Nsdc and openvpn issue

Miziara · November 9, 2019, 6:15am

NethServer Version: latest
Module: samba

Dears,

I have at least 5 servers running Nethserver at different locations and all have the same issue that i could not fix.

Using the Samba DC controller with Openvpn Roadwarrior routed mode, all the clients connected cannot communicate with the Nsdc, not even ping it.
If i change the Openvpn to Bridge, it works, vpn clients resolve dns, talk with samba etc.

I could not find why this happens, but its the same issue on all 5 servers. They are not connected, some are on Aws, others on Ovh and others on a local HyperV.

Could not find any relevant information on the logs.

Any ideias? How can i debug this?

robb · November 9, 2019, 8:26am

It looks like the roadwarrior client can not find the nsdc instance. Could this be a DNS issue? As soon you connect with VPN, is NS configured as DNS server for the client?
Or alternatively, put an entry for the nsdc in your hosts file.

pike · November 9, 2019, 1:45pm

@dev_team do NSDC read routing table from the gateway?
Do NSDC have a gateway into it’s IPv4 configuration?

davidep · November 9, 2019, 2:47pm

The gateway assignment is defined here

github.com

NethServer/nethserver-dc/blob/6c206ea3479a946bf705a153ee61d0331d9fcd6c/root/etc/e-smith/templates/var/lib/machines/nsdc/etc/systemd/network/green.network/10base#L13


      
          Name=host0
          
          {
              use esmith::NetworksDB;
              use Net::IPv4Addr qw( :all );
              my $ndb = esmith::NetworksDB->open();
              my $bridge = $nsdc{'bridge'} || die ("[ERROR] There is no network bridge for NethServer domain controller");
              $OUT = "[Network]\n";
              $OUT .= "Address=" . $nsdc{'IpAddress'} . '/' . ipv4_msk2cidr($ndb->get_prop($bridge, 'netmask')). "\n\n";
          
              my $gateway = $ndb->get_prop($bridge, 'gateway');
              if(!$gateway || scalar $ndb->red()) {
                  # if the gateway is defined on a different network/interface, set our green IP:
                  $gateway = $ndb->get_prop($bridge, 'ipaddr');
              }
              
              $OUT .= "[Route]\n";
              $OUT .= "Gateway=$gateway\n";
          }

IIUC if a red is present gw is the NethServer green interface itself, otherwise gw is the same of the green interface.

pike · November 9, 2019, 5:15pm

So this could be a firewall issue on NSDC Container… Which don’t allow to be connected from the OpenVPN subnet.

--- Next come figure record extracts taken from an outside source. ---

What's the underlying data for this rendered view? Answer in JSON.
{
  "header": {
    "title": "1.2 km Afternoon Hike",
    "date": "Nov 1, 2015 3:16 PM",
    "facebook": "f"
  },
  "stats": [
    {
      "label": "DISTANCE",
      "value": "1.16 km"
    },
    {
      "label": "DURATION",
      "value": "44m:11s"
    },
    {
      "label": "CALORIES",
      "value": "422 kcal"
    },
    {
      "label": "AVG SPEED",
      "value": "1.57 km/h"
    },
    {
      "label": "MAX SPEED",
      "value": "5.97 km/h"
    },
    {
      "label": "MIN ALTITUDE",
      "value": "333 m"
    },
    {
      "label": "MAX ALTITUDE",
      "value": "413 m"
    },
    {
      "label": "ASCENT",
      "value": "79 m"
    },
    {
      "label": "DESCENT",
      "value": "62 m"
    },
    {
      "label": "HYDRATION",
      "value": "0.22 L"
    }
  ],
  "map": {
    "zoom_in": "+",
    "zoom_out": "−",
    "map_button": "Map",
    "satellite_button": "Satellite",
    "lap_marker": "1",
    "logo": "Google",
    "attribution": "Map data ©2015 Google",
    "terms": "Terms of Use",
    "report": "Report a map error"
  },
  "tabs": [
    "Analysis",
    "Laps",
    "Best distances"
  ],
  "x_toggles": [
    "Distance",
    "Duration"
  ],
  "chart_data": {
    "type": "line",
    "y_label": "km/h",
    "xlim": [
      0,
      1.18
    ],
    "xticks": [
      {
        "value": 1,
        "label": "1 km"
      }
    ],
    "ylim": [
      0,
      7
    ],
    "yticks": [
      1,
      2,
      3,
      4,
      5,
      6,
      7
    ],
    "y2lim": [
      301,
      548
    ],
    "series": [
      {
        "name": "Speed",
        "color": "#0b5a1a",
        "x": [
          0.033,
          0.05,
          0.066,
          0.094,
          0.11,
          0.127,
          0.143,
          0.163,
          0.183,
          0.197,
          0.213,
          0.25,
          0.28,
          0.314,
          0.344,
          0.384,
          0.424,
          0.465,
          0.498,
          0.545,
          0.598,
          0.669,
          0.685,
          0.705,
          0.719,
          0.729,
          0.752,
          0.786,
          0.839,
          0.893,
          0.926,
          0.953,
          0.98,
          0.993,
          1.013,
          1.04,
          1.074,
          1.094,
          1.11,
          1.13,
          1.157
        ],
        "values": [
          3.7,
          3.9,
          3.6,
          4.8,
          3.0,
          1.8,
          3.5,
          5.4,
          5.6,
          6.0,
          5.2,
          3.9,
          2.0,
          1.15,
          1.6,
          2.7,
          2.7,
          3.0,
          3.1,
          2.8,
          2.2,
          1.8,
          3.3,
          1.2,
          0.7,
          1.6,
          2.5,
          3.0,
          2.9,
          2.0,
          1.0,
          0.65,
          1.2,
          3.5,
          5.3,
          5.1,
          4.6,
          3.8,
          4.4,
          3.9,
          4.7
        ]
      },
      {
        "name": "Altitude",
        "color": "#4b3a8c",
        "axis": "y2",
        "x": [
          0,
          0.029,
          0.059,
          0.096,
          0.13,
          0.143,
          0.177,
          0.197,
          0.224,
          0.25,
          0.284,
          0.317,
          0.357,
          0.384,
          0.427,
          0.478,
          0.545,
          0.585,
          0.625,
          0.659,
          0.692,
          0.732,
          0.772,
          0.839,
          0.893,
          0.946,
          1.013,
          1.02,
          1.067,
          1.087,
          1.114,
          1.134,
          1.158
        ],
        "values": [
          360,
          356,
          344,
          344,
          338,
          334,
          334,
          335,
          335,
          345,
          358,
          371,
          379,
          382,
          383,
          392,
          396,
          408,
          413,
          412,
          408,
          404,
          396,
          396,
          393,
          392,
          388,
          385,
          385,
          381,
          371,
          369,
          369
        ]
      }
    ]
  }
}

Miziara · November 9, 2019, 5:37pm

Im trying to ping the nsdc ip address directly and there’s no response to vpn clients on routed mode, only on bridge mode.
VPN clients can ping any other host, including NS itself.
The Dns im talking about is samba dns. Without this working, vpn clients cannot resolve domain names

Miziara · November 9, 2019, 5:38pm

The container has its own firewall?
I tried everything on NS shorewall without luck

pike · November 9, 2019, 9:08pm

Interesting. @Miziara is your Nethserver the default router of the network AND the OpenVPN server?

Miziara · November 9, 2019, 9:36pm

@pike I have both cases, but all of them have 2 interfaces, public (red) and private (green)
At the cloud providers, its not the default router, but at my office it its.

This problem happens even if the OpenVPN is installed at a separate NethServer.
On OVH i have 2 nethservers for Samba with replication working, and a exclusive NethServer for OpenVpn RoadWarrior. The communication between Openvpn clients and NSDC on those servers only works on bridged mode.